The trees grew too closely together. Master Maraudi had Arden adjust the chains of the wrist and ankle shackles, shortening them so that the tracker could barely move his hands and feet apart. Then Arden was ordered to tie him up further with the reins looped around a tree.

  “Will we be doing this often?” Volos queried in a sly whisper as Arden restrained him. “Do not hear a complaint in this. It just isn’t usually how I’ve started up with fellows in the past.”

  “Every night, as I have been commanded,” Arden muttered as Master Maraudi retreated to the next clearing.

  “Interesting.” Volos inspected his bondage. “I’m usually the one doing the restraining, and a fair bit better than you. You have much to learn.”

  Something in Arden’s stomach dropped to his groin at the friendly lewdness. He just smiled and continued to tie up the tracker, ignoring Dieter’s grouse to make the bindings extra tight.

  “How far off is her smell?” Master Maraudi called.

  “She’s barely budged,” Volos said. “I’d say we’re less than two days behind her now. She’s northwest of us, more north than west.”

  “That could indicate the Five Brothers,” Keth said in grim triumph. “She is going to Havanath, and crossing the five rivers instead of taking the roads. That will slow her up considerably in waiting for the ferries.”

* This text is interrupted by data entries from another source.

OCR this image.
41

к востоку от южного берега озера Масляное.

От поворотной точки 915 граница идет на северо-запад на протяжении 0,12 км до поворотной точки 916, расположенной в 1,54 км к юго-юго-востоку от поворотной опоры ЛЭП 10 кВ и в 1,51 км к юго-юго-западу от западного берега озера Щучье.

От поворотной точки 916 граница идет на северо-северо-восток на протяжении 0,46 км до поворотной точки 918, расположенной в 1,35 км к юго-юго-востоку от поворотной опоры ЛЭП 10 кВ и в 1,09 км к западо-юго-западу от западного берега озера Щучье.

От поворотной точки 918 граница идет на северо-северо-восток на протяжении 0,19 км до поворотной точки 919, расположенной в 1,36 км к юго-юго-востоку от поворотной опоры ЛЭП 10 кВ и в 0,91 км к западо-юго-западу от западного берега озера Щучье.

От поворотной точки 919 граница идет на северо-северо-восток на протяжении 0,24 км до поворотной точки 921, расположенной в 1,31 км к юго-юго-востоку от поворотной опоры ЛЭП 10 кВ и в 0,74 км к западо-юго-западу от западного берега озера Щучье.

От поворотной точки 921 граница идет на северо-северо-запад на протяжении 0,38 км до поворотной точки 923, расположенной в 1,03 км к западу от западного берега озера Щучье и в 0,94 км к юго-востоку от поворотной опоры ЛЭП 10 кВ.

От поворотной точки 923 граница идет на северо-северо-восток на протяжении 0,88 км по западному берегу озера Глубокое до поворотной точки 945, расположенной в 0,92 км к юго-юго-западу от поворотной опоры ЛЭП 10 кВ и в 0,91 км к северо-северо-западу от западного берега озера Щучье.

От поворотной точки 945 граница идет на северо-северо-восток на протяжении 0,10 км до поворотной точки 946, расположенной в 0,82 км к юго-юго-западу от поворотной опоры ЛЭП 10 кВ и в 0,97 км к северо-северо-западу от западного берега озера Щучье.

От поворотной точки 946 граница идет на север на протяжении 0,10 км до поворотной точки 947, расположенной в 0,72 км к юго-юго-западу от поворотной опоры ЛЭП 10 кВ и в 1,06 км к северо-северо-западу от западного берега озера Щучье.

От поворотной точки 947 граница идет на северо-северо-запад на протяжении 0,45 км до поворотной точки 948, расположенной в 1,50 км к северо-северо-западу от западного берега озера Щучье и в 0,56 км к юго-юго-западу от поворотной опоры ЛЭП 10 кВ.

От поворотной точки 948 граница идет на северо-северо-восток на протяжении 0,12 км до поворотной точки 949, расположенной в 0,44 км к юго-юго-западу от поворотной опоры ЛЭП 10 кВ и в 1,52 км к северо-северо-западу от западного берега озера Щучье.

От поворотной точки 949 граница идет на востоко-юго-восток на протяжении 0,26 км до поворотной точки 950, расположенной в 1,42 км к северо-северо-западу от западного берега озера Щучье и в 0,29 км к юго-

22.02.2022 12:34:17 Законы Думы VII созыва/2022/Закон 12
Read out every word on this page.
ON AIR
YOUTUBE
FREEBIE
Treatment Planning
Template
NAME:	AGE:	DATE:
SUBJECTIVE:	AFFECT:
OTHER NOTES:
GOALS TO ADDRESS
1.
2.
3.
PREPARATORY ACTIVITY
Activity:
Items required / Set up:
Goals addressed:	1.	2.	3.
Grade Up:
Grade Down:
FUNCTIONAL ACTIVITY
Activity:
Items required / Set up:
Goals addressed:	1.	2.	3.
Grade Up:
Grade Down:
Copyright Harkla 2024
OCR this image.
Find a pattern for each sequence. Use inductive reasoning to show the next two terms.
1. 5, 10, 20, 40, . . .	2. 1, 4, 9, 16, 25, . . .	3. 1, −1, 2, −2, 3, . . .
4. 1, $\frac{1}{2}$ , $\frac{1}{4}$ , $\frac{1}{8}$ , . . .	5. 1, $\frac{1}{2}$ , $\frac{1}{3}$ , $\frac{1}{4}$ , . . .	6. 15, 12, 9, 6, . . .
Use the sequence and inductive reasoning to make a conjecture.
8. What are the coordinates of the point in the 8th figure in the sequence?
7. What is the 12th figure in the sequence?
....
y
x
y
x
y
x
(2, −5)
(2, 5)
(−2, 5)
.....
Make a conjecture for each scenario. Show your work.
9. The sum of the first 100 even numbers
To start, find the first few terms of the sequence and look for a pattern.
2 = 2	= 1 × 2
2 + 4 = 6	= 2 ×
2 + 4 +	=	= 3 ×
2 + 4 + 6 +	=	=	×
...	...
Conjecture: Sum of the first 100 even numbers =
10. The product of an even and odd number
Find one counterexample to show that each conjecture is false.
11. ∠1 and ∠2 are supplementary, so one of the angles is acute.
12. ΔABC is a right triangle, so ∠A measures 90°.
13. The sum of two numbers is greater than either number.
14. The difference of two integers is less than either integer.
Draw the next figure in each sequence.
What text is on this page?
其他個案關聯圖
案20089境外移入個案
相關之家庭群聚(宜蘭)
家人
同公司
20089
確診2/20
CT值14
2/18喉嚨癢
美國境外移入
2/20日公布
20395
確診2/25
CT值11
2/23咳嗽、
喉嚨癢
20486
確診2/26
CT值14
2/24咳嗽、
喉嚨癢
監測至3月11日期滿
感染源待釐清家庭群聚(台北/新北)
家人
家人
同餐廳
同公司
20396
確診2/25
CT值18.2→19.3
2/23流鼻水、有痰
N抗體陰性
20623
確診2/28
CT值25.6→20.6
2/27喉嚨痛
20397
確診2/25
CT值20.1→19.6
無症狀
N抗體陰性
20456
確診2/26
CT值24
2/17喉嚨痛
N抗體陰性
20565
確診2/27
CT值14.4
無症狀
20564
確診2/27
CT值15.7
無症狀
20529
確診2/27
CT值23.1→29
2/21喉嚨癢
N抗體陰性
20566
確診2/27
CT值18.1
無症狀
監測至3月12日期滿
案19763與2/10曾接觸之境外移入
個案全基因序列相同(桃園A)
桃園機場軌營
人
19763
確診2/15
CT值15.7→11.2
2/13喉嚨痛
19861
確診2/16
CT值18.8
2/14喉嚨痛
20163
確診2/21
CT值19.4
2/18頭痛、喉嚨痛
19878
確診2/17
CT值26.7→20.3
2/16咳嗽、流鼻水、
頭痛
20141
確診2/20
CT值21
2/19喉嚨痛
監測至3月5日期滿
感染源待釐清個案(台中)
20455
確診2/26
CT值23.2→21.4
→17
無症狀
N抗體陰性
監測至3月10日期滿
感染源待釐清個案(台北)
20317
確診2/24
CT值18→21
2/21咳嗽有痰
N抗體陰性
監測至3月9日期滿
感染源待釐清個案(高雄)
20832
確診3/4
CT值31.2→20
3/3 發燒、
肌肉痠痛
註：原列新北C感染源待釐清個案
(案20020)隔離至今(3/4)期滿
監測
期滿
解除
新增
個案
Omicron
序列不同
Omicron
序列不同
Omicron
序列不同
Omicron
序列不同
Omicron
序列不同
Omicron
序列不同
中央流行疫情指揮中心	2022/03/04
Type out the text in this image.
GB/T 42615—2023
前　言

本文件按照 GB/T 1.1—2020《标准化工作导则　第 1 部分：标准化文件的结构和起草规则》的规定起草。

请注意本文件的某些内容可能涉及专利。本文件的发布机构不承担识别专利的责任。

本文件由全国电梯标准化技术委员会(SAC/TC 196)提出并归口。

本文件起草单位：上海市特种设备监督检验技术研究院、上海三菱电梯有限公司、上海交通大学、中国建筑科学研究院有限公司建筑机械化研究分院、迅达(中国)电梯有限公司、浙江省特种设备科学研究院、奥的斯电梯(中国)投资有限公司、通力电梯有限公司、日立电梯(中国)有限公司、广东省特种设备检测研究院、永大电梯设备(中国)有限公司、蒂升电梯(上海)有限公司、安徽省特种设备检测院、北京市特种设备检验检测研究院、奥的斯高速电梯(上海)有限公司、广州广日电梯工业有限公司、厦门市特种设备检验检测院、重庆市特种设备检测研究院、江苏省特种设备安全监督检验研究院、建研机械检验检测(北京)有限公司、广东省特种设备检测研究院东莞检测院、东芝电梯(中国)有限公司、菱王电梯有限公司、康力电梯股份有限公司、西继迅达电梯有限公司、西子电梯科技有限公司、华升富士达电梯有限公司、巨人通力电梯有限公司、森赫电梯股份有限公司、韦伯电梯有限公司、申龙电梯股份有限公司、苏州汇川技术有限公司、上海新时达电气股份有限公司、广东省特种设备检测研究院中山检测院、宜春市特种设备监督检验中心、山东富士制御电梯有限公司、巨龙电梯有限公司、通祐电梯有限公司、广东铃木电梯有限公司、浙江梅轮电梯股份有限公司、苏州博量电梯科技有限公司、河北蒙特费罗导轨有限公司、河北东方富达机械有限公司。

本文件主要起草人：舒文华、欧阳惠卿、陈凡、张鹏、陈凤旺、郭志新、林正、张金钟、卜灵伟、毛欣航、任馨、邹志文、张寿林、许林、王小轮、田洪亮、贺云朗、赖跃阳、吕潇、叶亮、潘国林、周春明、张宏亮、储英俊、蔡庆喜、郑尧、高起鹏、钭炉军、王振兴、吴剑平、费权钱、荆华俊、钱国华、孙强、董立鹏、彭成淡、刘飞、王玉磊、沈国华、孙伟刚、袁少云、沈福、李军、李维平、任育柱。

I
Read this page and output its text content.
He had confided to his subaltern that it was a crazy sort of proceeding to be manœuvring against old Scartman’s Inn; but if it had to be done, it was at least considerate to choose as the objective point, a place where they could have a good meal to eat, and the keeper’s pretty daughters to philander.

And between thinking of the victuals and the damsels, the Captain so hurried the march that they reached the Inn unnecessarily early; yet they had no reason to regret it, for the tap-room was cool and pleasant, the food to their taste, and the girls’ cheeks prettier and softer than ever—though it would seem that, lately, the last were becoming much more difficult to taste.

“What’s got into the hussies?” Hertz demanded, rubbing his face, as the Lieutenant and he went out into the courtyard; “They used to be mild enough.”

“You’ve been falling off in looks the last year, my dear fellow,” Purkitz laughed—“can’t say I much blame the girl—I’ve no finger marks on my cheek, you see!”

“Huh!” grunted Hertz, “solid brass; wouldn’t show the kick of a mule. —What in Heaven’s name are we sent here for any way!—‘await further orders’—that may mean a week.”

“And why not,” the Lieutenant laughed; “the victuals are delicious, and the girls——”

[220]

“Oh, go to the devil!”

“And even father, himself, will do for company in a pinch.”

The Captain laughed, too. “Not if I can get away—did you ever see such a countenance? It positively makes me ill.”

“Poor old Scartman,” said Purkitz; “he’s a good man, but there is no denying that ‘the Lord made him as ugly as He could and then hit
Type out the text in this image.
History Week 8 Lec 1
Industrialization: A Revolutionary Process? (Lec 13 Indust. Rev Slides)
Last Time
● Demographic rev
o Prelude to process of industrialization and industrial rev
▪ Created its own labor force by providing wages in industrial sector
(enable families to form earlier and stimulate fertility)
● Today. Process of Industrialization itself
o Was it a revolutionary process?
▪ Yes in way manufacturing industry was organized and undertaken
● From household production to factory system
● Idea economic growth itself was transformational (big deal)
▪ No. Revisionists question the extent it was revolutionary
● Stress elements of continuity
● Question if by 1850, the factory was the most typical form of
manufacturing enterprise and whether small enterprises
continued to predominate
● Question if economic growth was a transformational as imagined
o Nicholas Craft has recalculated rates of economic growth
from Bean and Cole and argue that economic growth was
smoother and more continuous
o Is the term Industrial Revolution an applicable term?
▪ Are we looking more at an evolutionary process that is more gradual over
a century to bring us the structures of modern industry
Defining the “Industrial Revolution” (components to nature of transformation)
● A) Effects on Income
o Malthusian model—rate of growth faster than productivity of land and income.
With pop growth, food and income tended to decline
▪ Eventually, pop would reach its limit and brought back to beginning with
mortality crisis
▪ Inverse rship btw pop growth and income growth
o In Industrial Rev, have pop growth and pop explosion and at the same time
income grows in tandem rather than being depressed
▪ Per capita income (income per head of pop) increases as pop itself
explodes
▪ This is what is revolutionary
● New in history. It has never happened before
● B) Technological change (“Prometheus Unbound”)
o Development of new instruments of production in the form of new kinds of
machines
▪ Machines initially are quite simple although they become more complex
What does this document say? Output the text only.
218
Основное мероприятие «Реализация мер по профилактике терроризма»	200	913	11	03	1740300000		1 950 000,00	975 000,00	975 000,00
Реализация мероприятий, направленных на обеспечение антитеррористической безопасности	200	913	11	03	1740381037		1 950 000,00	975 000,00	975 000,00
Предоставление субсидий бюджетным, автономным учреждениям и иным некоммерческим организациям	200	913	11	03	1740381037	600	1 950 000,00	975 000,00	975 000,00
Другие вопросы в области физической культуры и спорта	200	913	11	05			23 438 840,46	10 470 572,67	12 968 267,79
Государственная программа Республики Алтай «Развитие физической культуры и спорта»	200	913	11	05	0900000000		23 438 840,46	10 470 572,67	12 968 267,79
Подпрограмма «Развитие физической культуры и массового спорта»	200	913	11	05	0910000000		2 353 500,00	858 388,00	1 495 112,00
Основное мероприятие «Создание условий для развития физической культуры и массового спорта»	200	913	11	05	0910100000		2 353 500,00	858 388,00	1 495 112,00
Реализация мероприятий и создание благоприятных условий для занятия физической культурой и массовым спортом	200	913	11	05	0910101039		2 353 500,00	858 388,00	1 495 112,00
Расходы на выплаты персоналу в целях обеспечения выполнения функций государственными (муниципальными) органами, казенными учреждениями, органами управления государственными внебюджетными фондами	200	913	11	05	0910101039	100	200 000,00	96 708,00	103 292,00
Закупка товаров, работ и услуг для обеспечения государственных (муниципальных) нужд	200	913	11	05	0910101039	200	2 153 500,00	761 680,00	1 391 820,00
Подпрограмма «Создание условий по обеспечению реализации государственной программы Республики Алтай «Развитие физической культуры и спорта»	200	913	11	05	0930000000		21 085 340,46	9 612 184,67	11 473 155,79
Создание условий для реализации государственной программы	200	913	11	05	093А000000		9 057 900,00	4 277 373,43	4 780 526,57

  To have a firmer answer to this mystery heartened both of the soldiers, who roused at first light and woke everyone. They further decreased the distance when the princess failed to move until midday. Then the ferry presumably carried her over one of the brothers, which were called that for the five brothers of long ago who steered the first boats over the water for travelers. From there she and her man went slowly. Their scents came strongly in every breeze, of which there were many that day.